Under the red robe by Stanley John Weyman
‘If you have never robbed a man – or a woman – of honour! If you have never ruined boy or girl, Monsieur de Berault! If you have never pushed another into the pit and gone by it yourself! If – but, for murder?’… Thus the lovely Mademoiselle de Cocheforêt seeks to reach the heart of the ill-famed Gil de Berault, known throughout Paris as ‘The Black Death’. And the hardened duellist sent to spy out and arrest her brother feels the first stirrings of shame. ‘Her gentleness, her pity, her humility softened me, while they convicted me. My God, how, after this, could I do that which I had come to do?’
This swashbuckling story of love and hate, intrigue and adventure, in the reign of Cardinal Richelieu and Louis XIII of France, has been a best-seller ever since its first appearance in 1894. It will delight all peacock readers, boys as well as girls, with a liking for historical novels.

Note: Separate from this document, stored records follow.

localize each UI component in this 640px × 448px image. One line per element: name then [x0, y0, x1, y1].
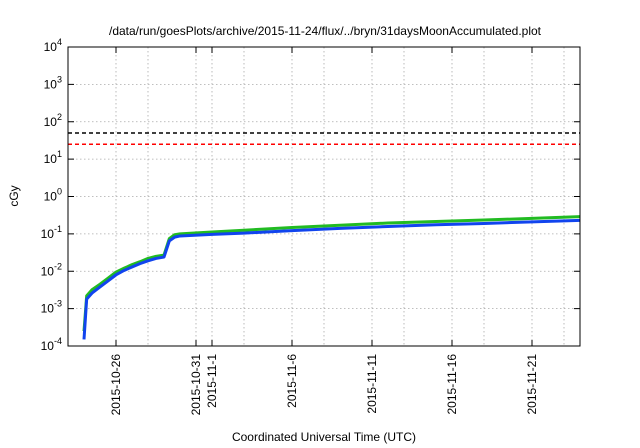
x-tick-label: 2015-11-6	[285, 354, 299, 408]
y-tick-label: 102	[44, 112, 62, 129]
x-tick-label: 2015-11-21	[525, 354, 539, 415]
x-tick-label: 2015-10-26	[109, 354, 123, 416]
y-axis-label: cGy	[7, 185, 21, 206]
grid-layer	[68, 46, 580, 347]
x-tick-label: 2015-10-31	[189, 354, 203, 416]
x-axis-label: Coordinated Universal Time (UTC)	[232, 430, 416, 444]
y-tick-label: 10-2	[41, 261, 62, 278]
y-tick-label: 104	[44, 37, 62, 54]
series-line	[82, 218, 581, 340]
series-layer	[82, 215, 581, 340]
x-axis: 2015-10-26 2015-10-31 2015-11-1 2015-11-6 20…	[109, 47, 539, 415]
y-axis: 10-4 10-3 10-2 10-1 100 101 102 103 104	[41, 37, 580, 353]
y-tick-label: 103	[44, 74, 62, 91]
y-tick-label: 10-3	[41, 299, 62, 316]
x-tick-label: 2015-11-16	[445, 354, 459, 415]
y-tick-label: 10-1	[41, 224, 62, 241]
y-tick-label: 101	[44, 149, 62, 166]
x-tick-label: 2015-11-11	[365, 354, 379, 414]
x-tick-label: 2015-11-1	[205, 354, 219, 408]
threshold-layer	[68, 132, 580, 146]
y-tick-label: 10-4	[41, 336, 62, 353]
y-tick-label: 100	[44, 187, 62, 204]
chart-title: /data/run/goesPlots/archive/2015-11-24/f…	[109, 24, 542, 38]
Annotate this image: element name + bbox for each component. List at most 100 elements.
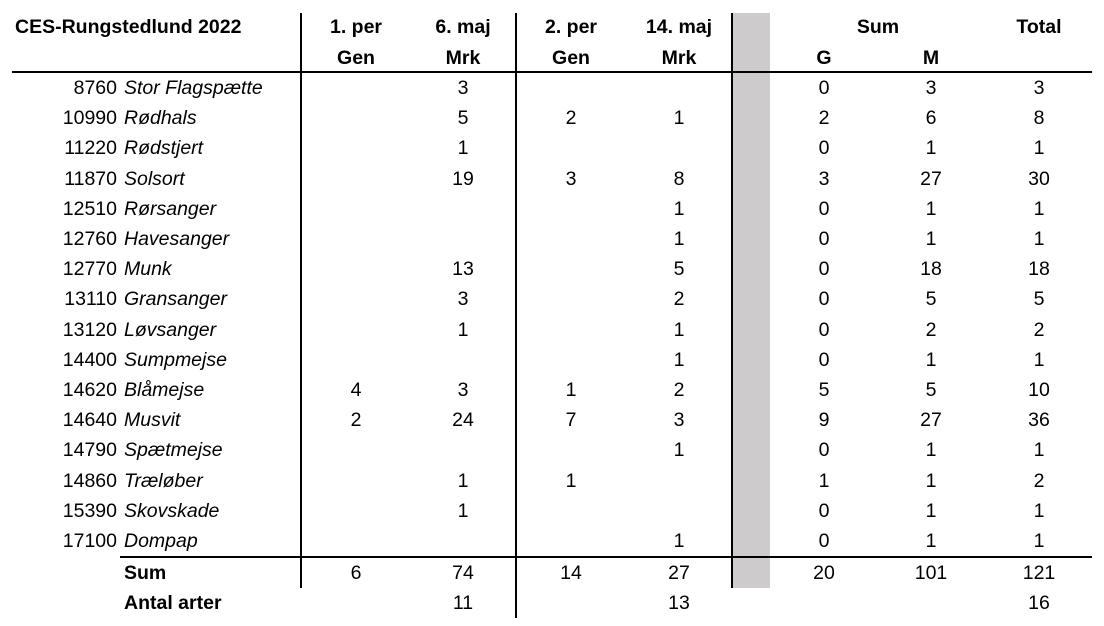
row-p2-gen: 2 (565, 107, 577, 130)
row-sum-m: 5 (925, 288, 937, 311)
row-code: 12510 (62, 197, 117, 220)
row-sum-m: 5 (925, 379, 937, 401)
row-sum-m: 1 (925, 530, 937, 552)
row-sum-g: 0 (818, 228, 830, 250)
row-d1-mrk: 1 (457, 137, 469, 160)
row-species: Gransanger (124, 288, 227, 311)
divider-before-sum (731, 13, 733, 588)
sum-d2-mrk: 27 (668, 562, 690, 584)
row-sum-m: 2 (925, 318, 937, 341)
row-d2-mrk: 1 (673, 530, 685, 552)
row-code: 12760 (62, 228, 117, 250)
row-d1-mrk: 3 (457, 379, 469, 401)
row-total: 30 (1028, 167, 1050, 190)
row-total: 18 (1028, 258, 1050, 281)
row-species: Spætmejse (124, 439, 223, 462)
row-code: 12770 (62, 258, 117, 281)
row-sum-m: 1 (925, 439, 937, 462)
row-d1-mrk: 3 (457, 288, 469, 311)
sum-label: Sum (124, 562, 167, 584)
sum-topline (120, 556, 1092, 558)
row-sum-g: 5 (818, 379, 830, 401)
row-d2-mrk: 8 (673, 167, 685, 190)
subheader-sum-g: G (816, 47, 832, 69)
row-sum-m: 18 (920, 258, 942, 281)
row-sum-g: 0 (818, 77, 830, 99)
row-d2-mrk: 1 (673, 318, 685, 341)
row-sum-g: 0 (818, 288, 830, 311)
row-sum-m: 3 (925, 77, 937, 99)
row-d2-mrk: 5 (673, 258, 685, 281)
header-d2: 14. maj (645, 16, 713, 38)
subheader-sum-m: M (922, 47, 940, 69)
row-total: 2 (1033, 469, 1045, 492)
row-species: Stor Flagspætte (124, 77, 263, 99)
row-d1-mrk: 5 (457, 107, 469, 130)
row-d2-mrk: 1 (673, 107, 685, 130)
subheader-p1-gen: Gen (337, 47, 375, 69)
row-code: 11870 (64, 167, 117, 190)
row-code: 14790 (62, 439, 117, 462)
sum-total: 121 (1022, 562, 1056, 584)
row-sum-g: 0 (818, 318, 830, 341)
row-sum-m: 1 (925, 348, 937, 371)
row-p1-gen: 4 (350, 379, 362, 401)
divider-after-period1 (515, 13, 517, 618)
row-species: Rødstjert (124, 137, 204, 160)
row-species: Rørsanger (124, 197, 217, 220)
row-sum-g: 0 (818, 499, 830, 522)
row-sum-m: 6 (925, 107, 937, 130)
row-sum-g: 1 (818, 469, 830, 492)
row-sum-g: 0 (818, 348, 830, 371)
row-p2-gen: 7 (565, 409, 577, 432)
sum-d1-mrk: 74 (452, 562, 474, 584)
row-d1-mrk: 19 (452, 167, 474, 190)
row-code: 11220 (64, 137, 117, 160)
row-sum-g: 3 (818, 167, 830, 190)
divider-after-names (300, 13, 302, 588)
row-sum-g: 0 (818, 530, 830, 552)
species-count-d2: 13 (668, 592, 690, 614)
header-underline (12, 71, 1092, 73)
row-d2-mrk: 2 (673, 379, 685, 401)
sum-g: 20 (813, 562, 835, 584)
table-title: CES-Rungstedlund 2022 (15, 16, 242, 38)
row-total: 1 (1033, 348, 1045, 371)
row-species: Løvsanger (124, 318, 217, 341)
row-species: Træløber (124, 469, 203, 492)
row-sum-g: 2 (818, 107, 830, 130)
row-total: 36 (1028, 409, 1050, 432)
row-total: 1 (1033, 137, 1045, 160)
row-d1-mrk: 24 (452, 409, 474, 432)
row-total: 2 (1033, 318, 1045, 341)
row-sum-m: 1 (925, 469, 937, 492)
row-d2-mrk: 2 (673, 288, 685, 311)
row-species: Dompap (124, 530, 198, 552)
row-species: Solsort (124, 167, 185, 190)
row-species: Musvit (124, 409, 181, 432)
row-total: 1 (1033, 439, 1045, 462)
row-species: Havesanger (124, 228, 230, 250)
row-d2-mrk: 1 (673, 348, 685, 371)
row-sum-m: 1 (925, 228, 937, 250)
header-sum: Sum (856, 16, 900, 38)
row-sum-g: 0 (818, 258, 830, 281)
row-code: 14620 (62, 379, 117, 401)
row-total: 8 (1033, 107, 1045, 130)
row-species: Skovskade (124, 499, 220, 522)
row-p1-gen: 2 (350, 409, 362, 432)
row-sum-g: 0 (818, 439, 830, 462)
subheader-d2-mrk: Mrk (661, 47, 697, 69)
row-code: 8760 (73, 77, 117, 99)
row-code: 13120 (62, 318, 117, 341)
species-count-total: 16 (1028, 592, 1050, 614)
species-count-d1: 11 (452, 592, 474, 614)
row-d2-mrk: 1 (673, 439, 685, 462)
row-species: Sumpmejse (124, 348, 227, 371)
row-code: 14860 (62, 469, 117, 492)
row-code: 15390 (62, 499, 117, 522)
row-total: 1 (1033, 499, 1045, 522)
header-total: Total (1016, 16, 1062, 38)
row-sum-g: 9 (818, 409, 830, 432)
species-count-label: Antal arter (124, 592, 222, 614)
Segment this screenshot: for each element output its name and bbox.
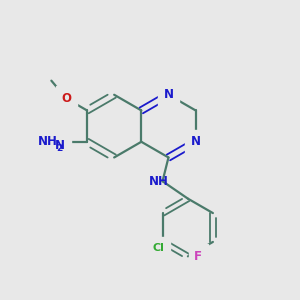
Text: Cl: Cl — [152, 243, 164, 253]
Text: N: N — [164, 88, 173, 101]
Text: O: O — [61, 92, 71, 105]
Text: 2: 2 — [56, 144, 63, 153]
Text: N: N — [190, 135, 201, 148]
Text: NH: NH — [38, 135, 58, 148]
Text: NH: NH — [149, 175, 169, 188]
Text: F: F — [194, 250, 202, 263]
Text: H: H — [56, 134, 64, 144]
Text: N: N — [55, 139, 65, 152]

First published January 1, 1894
It was bold to take Richelieu and his time as a subject and thus to challenge comparison with Dumas’s immortal musketeers; but the result justifies the boldness…. The plot is admirably clear and strong, the diction singularly concise and telling, and the stirring events are so managed as not to degenerate into sensationalism. Few better novels of adventure than this have ever been written.